Real-time High Resolution Fusion of Depth Maps on GPU
This work addresses the problem of real-time 3D scanning for applications like robotics or VR, but it is incremental as it builds on existing volumetric fusion methods with optimizations.
The paper presents a real-time system for high-quality surface reconstruction from a single moving depth camera on commodity hardware, achieving high accuracy and real-time frame rates by using GPU computing with OpenCL and a sparse volumetric representation.

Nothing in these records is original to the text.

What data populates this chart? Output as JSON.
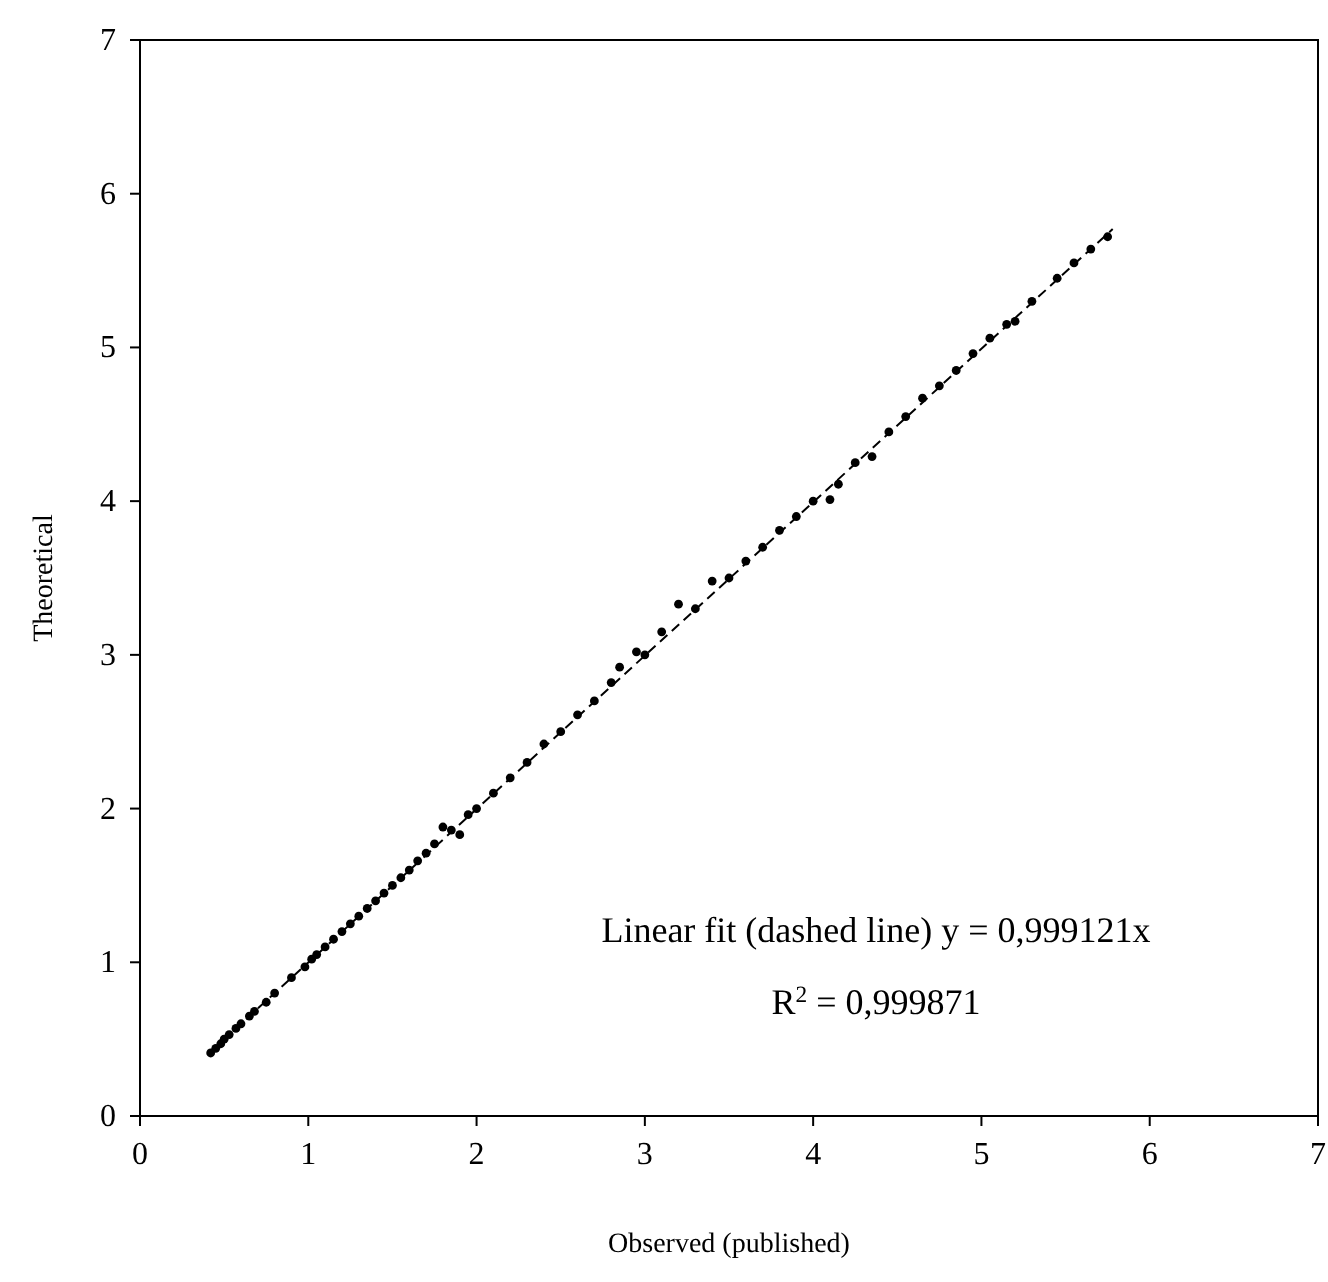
{
  "chart_data": {
    "type": "scatter",
    "xlabel": "Observed (published)",
    "ylabel": "Theoretical",
    "xlim": [
      0,
      7
    ],
    "ylim": [
      0,
      7
    ],
    "xticks": [
      0,
      1,
      2,
      3,
      4,
      5,
      6,
      7
    ],
    "yticks": [
      0,
      1,
      2,
      3,
      4,
      5,
      6,
      7
    ],
    "grid": false,
    "marker": "circle",
    "series": [
      {
        "color": "#000000",
        "x": [
          0.42,
          0.45,
          0.48,
          0.5,
          0.53,
          0.57,
          0.6,
          0.65,
          0.68,
          0.75,
          0.8,
          0.9,
          0.98,
          1.02,
          1.05,
          1.1,
          1.15,
          1.2,
          1.25,
          1.3,
          1.35,
          1.4,
          1.45,
          1.5,
          1.55,
          1.6,
          1.65,
          1.7,
          1.75,
          1.8,
          1.85,
          1.9,
          1.95,
          2.0,
          2.1,
          2.2,
          2.3,
          2.4,
          2.5,
          2.6,
          2.7,
          2.8,
          2.85,
          2.95,
          3.0,
          3.1,
          3.2,
          3.3,
          3.4,
          3.5,
          3.6,
          3.7,
          3.8,
          3.9,
          4.0,
          4.1,
          4.15,
          4.25,
          4.35,
          4.45,
          4.55,
          4.65,
          4.75,
          4.85,
          4.95,
          5.05,
          5.15,
          5.2,
          5.3,
          5.45,
          5.55,
          5.65,
          5.75
        ],
        "values": [
          0.41,
          0.44,
          0.47,
          0.5,
          0.53,
          0.57,
          0.6,
          0.65,
          0.68,
          0.74,
          0.8,
          0.9,
          0.97,
          1.02,
          1.05,
          1.1,
          1.15,
          1.2,
          1.25,
          1.3,
          1.35,
          1.4,
          1.45,
          1.5,
          1.55,
          1.6,
          1.66,
          1.71,
          1.77,
          1.88,
          1.86,
          1.83,
          1.96,
          2.0,
          2.1,
          2.2,
          2.3,
          2.42,
          2.5,
          2.61,
          2.7,
          2.82,
          2.92,
          3.02,
          3.0,
          3.15,
          3.33,
          3.3,
          3.48,
          3.5,
          3.61,
          3.7,
          3.81,
          3.9,
          4.0,
          4.01,
          4.11,
          4.25,
          4.29,
          4.45,
          4.55,
          4.67,
          4.75,
          4.85,
          4.96,
          5.06,
          5.15,
          5.17,
          5.3,
          5.45,
          5.55,
          5.64,
          5.72
        ]
      },
      {
        "type": "line",
        "line_style": "dashed",
        "marker": "none",
        "color": "#000000",
        "x": [
          0.42,
          5.78
        ],
        "values": [
          0.42,
          5.77
        ]
      }
    ],
    "annotations": [
      "Linear fit (dashed line) y = 0,999121x",
      "R$^{2}$ = 0,999871"
    ]
  }
}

A system for live high quality surface reconstruction using a single moving depth camera on a commodity hardware is presented. High accuracy and real-time frame rate is achieved by utilizing graphics hardware computing capabilities via OpenCL and by using sparse data structure for volumetric surface representation. Depth sensor pose is estimated by combining serial texture registration algorithm with iterative closest points algorithm (ICP) aligning obtained depth map to the estimated scene model. Aligned surface is then fused into the scene. Kalman filter is used to improve fusion quality. Truncated signed distance function (TSDF) stored as block-based sparse buffer is used to represent surface. Use of sparse data structure greatly increases accuracy of scanned surfaces and maximum scanning area. Traditional GPU implementation of volumetric rendering and fusion algorithms were modified to exploit sparsity to achieve desired performance. Incorporation of texture registration for sensor pose estimation and Kalman filter for measurement integration improved accuracy and robustness of scanning process.